その様子を見守るように、キースが見てくる。
……ひょっとして心配してくれているのかしら。
「……少し、治癒魔法を行使しすぎたみたいだ。それで君の免疫力が低下したんだろう」
キースのその言葉で、ふと浮かんだわたしの考えをすぐに否定された。
キースはただ、自分のせいでわたしが体調を崩したのに対して責任を感じているだけだわ。

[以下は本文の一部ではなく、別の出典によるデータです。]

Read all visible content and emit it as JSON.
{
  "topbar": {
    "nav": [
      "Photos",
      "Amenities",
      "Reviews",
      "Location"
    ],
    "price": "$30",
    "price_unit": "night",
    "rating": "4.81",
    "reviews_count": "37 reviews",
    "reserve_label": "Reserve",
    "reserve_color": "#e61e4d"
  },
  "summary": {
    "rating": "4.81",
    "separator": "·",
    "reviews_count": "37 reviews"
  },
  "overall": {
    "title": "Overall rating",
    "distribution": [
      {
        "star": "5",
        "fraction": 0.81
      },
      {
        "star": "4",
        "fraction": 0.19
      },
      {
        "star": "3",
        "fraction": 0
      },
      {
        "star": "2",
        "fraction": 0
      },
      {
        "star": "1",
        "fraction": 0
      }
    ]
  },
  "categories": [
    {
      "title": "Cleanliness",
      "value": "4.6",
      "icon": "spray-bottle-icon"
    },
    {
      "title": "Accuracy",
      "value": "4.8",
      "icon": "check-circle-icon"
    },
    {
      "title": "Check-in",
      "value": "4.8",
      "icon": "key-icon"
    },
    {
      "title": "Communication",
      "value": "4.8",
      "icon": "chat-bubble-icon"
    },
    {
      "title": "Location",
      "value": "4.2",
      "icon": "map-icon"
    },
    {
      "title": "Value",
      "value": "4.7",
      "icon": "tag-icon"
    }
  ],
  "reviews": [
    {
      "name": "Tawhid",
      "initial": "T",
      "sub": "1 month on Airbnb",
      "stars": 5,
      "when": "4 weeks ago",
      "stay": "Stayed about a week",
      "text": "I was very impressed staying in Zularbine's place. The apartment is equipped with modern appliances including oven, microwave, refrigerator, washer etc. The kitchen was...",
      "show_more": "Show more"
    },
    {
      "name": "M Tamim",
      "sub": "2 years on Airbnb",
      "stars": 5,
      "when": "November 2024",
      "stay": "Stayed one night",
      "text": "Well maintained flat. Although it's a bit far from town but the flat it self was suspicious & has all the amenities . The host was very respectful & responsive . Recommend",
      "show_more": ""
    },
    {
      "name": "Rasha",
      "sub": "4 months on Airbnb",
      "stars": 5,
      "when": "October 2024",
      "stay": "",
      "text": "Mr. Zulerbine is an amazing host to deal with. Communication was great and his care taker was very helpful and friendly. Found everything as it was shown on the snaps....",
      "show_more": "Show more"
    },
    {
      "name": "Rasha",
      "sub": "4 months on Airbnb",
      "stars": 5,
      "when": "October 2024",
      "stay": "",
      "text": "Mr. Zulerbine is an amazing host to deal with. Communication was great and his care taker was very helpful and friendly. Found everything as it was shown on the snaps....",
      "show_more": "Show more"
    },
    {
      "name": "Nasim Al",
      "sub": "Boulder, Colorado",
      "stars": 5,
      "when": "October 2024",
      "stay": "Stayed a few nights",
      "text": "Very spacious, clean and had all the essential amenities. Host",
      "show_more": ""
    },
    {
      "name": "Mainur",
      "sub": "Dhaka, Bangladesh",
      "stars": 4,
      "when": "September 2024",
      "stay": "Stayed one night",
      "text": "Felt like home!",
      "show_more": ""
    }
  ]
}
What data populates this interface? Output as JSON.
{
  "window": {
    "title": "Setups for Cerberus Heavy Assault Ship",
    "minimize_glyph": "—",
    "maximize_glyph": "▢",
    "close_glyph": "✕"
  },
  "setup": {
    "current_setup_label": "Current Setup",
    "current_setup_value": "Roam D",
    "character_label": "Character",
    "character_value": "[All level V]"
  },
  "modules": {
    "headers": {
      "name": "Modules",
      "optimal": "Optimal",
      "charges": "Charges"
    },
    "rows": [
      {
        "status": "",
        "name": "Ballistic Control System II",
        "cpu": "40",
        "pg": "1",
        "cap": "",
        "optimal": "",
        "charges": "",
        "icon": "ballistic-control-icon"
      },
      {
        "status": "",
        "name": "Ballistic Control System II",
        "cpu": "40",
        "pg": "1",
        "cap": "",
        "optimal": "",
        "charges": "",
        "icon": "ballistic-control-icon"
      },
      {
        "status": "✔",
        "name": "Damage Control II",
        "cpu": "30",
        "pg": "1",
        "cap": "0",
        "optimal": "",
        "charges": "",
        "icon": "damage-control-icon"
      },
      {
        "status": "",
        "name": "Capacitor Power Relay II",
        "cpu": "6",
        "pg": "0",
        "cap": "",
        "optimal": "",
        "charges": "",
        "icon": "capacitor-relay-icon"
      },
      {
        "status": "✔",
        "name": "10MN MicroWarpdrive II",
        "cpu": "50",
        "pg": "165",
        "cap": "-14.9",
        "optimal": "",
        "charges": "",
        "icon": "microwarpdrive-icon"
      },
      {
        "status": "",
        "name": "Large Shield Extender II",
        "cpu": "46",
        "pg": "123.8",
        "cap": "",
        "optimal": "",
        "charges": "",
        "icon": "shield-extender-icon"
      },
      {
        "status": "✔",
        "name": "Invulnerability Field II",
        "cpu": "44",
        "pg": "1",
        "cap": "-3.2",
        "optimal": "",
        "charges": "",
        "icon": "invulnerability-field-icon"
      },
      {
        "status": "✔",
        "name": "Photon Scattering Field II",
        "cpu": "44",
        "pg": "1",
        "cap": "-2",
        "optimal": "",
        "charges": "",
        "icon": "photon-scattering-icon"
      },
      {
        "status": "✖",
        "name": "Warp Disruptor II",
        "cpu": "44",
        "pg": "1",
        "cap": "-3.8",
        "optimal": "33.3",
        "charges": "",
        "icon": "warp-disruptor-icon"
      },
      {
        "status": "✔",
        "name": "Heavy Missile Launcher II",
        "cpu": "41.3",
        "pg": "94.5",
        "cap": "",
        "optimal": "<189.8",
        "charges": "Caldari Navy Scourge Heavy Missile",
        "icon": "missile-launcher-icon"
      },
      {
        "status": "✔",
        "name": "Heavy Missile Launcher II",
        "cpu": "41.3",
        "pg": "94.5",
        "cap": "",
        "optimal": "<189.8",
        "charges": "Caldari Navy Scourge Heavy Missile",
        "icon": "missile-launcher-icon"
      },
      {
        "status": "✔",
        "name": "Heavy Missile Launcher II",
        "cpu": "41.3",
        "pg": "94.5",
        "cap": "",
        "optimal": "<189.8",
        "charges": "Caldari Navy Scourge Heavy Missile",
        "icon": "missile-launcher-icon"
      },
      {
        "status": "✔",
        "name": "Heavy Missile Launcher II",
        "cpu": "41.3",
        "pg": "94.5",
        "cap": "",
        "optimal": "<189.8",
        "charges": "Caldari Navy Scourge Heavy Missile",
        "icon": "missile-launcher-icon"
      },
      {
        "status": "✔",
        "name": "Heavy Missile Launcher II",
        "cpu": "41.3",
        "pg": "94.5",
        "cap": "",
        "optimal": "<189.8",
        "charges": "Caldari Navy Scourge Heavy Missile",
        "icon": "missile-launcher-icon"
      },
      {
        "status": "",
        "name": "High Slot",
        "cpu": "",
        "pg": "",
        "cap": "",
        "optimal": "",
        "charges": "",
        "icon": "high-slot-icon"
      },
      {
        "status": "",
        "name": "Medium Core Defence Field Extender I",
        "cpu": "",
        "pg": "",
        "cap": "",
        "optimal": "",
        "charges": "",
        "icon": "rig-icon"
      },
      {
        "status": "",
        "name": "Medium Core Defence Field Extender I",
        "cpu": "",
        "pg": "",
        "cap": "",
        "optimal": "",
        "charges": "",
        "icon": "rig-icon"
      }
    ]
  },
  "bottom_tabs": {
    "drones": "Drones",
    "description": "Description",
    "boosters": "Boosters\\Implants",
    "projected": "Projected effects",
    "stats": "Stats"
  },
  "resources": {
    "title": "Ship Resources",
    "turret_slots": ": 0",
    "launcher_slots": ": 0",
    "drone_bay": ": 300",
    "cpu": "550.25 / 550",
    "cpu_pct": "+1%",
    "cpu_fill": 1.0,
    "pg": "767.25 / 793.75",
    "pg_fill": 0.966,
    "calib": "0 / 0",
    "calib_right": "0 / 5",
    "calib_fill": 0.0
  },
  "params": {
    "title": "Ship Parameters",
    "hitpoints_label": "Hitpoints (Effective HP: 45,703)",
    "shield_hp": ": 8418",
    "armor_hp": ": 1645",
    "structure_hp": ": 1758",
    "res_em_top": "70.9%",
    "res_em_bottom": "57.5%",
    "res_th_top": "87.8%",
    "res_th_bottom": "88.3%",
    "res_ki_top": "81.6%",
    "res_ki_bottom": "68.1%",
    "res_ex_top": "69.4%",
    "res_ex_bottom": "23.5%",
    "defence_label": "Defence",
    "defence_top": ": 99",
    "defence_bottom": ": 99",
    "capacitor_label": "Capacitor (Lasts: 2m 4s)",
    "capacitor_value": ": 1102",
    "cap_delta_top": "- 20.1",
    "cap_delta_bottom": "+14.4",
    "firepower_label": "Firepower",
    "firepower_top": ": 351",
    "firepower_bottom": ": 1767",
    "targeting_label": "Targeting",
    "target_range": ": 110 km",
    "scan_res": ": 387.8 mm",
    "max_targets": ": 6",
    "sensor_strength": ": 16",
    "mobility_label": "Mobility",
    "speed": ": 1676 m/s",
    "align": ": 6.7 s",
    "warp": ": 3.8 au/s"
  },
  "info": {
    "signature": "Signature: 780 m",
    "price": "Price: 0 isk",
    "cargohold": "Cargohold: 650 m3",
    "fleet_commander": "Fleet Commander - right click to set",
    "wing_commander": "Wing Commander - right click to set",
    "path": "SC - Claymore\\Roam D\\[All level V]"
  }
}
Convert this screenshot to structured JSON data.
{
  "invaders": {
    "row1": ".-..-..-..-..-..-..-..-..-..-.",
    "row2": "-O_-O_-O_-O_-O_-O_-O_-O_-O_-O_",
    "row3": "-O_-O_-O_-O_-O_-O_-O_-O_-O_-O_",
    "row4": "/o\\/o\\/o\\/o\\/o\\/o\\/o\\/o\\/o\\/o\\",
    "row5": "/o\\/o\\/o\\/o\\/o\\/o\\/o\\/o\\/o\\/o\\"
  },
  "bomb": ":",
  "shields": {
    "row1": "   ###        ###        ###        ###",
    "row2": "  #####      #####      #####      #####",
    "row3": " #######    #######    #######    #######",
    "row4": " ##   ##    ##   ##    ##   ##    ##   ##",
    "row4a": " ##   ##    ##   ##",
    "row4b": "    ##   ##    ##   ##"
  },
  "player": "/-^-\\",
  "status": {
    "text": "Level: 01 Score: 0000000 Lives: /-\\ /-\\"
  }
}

そして薬湯を飲み終わった器を受け取ると、キースはそれを片づけ、わたしをそっとベッドに横たえた。
「今夜はゆっくり休んだ方がいいよ」
優しくわたしの髪を撫でると、キースはわたしの額に口づけた。
それはまるで恋人にするような仕草で、わたしは思わず泣きたくなる。
──本当にキースは残酷だわ。
わたしはあなたのことを諦めたいのに、これじゃできないじゃない。
お願いだから、もうこんなふうに優しくしないで。わたしのことは放っておいて。
そんなことを思っている内に、眠気が襲ってきて、わたしは意識を手放してしまった。
──清々しい朝。
わたしはアークを喪ってから、久しぶりにすっきりした気分で目覚めた。
わたしは呼び鈴で侍女を呼び出すと、さっそくシェリーが現れた。
「まあっ、イルーシャ様、お目覚めになられて本当に良かったですわ。あなた様は三日も眠られておられたのですよ」
「……三日も?」
そんなに眠っていたつもりはなかったわたしは、驚いた。
喜んだシェリーはリイナやユーニスを呼び出すと、わたしを湯殿に押し込め、念入りに支度をした。
「陛下やキース様に早速お知らせしませんと」
浮き足立つ彼女達の言葉にわたしの知らない名前があったので首を傾げる。
陛下というのは、カディスのことよね。──今のガルディア国王。でも……。
そのうちに二人の男性がわたしの部屋に入室してきた。
「イルーシャ、驚いたぞ。あまり心配をかけるな」
そう言って、抱きしめようとするカディスをわたしはやんわりと拒絶する。
「ごめんなさい。気が付いたら随分と日がたっていたようで、心配をかけて悪かったわ」
カディスの後ろでわたしをじっと見つめていた金髪の青年が口を開いた。
「イルーシャ、君の体調が戻って本当に良かった」
気安くそう言ってくるということは、多分親しい知り合いのはず。
けれど、わたしはどうしてもこの人のことが思い出せなかった。
だから、失礼かと思いつつも口にしてしまう。
「……どなた?」
わたしの言葉に周りにいた人達が驚いたように見てくる。
そして、目の前のこの人も。
それでわたしは、自分の今の言葉がとても非常識なことだと知った。
……けれど、どうしてもわたしにはこの中性的な風貌の青年のことが思い出せなかったのだった。